New Bedford follows Pittsburgh’s lead, turns to residents to beautify vacant lots

New Zedford mayor Jon Mitchell this week announced a “Side Yard Program,” encouraging homeowners to put city-owned vacant lots to good use — an initiative that has proven successful in cities such as Pittsburgh. The New Bedford program will allow residents to buy vacant lots that abut their properties at discounted costs.

“We’ve developed a pathway for the transformation of blighted empty lots into gardens, side yards, off-street parking as well as a range of other productive reuses. This program offers a great bargain to eligible landowners as the cost to purchase a vacant city-owned lot ranges from $999.00 to just $250.00,” Mitchell said in the city’s press release.

The revitalization strategy has been implemented in several major American cities, including Baltimore and Pittsburgh, where residents can purchase abutting vacant lots for $250. Pittsburgh’s Northside neighborhood has been the site of extensive vacant lot renewal (though not primarily through “side yard” acquisition), and the local news site KeystoneEdge recently reported on the effort:

Lisa Freeman, a graduate of ReClaim Northside last year, sat in to mentor the group this year. Her vacant-lot garden project shares the neighborhood with drug dealers, she said. As she dragged a garbage can full of mulch by them one day, she called to them: “Which one of y’all are going to help me?” She actually got some takers. Then she pulled a second can by. “Whose turn is next?” she said.

“All it took was acknowledging them and not making them feel that they’re a drug dealer; no one is supposed to talk to them, everyone is supposed to be afraid of them. It got to the point where, when they knew us, it was [with] the utmost respect. They still sell drugs, but not there.” Now, effectively, she said, “we have a drug prevention activity through that garden. They engage with us. They’re one of your stakeholders as well.”

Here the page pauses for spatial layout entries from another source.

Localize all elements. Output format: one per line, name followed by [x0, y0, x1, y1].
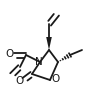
- Polygon shape: [46, 37, 52, 50]
- Text: N: N: [35, 57, 43, 67]
- Text: O: O: [51, 74, 59, 84]
- Text: O: O: [5, 49, 13, 59]
- Text: O: O: [15, 76, 23, 86]
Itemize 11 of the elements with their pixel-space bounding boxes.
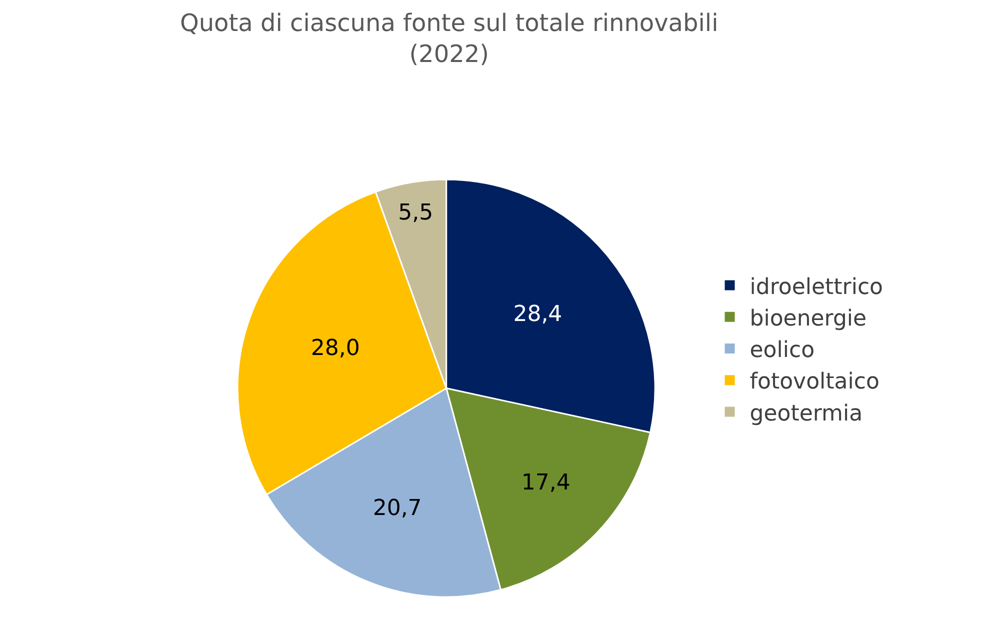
- data-label: 20,7: [372, 496, 422, 522]
- legend-label: eolico: [750, 338, 815, 364]
- data-label: 5,5: [398, 200, 434, 226]
- legend-label: geotermia: [750, 401, 863, 426]
- legend-label: fotovoltaico: [750, 370, 880, 395]
- data-label: 28,0: [310, 336, 360, 361]
- legend-label: idroelettrico: [750, 274, 884, 300]
- data-label: 28,4: [513, 302, 562, 328]
- chart-title: Quota di ciascuna fonte sul totale rinnovabili (2022): [180, 8, 718, 68]
- legend-label: bioenergie: [750, 306, 867, 332]
- data-label: 17,4: [521, 470, 570, 496]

A 2011 report by the Pittsburgh city controller called the program “an effective tool in returning small, wooded and/or steeply graded tax-delinquent parcels to private ownership.” It noted that the city had so far sold 715 of the approximately 1,200 lots it had deemed eligible for the Side Yard Program in 1994.

However, the Side Yard Program is not a substitute for other clean-up efforts, including public-private partnerships. In its 2012 annual report, the Clean Pittsburgh Commission credited the city’s Redd-Up Zone program, which provides materials and coordination for volunteer clean-up efforts, for keeping vacant-lot blight under control.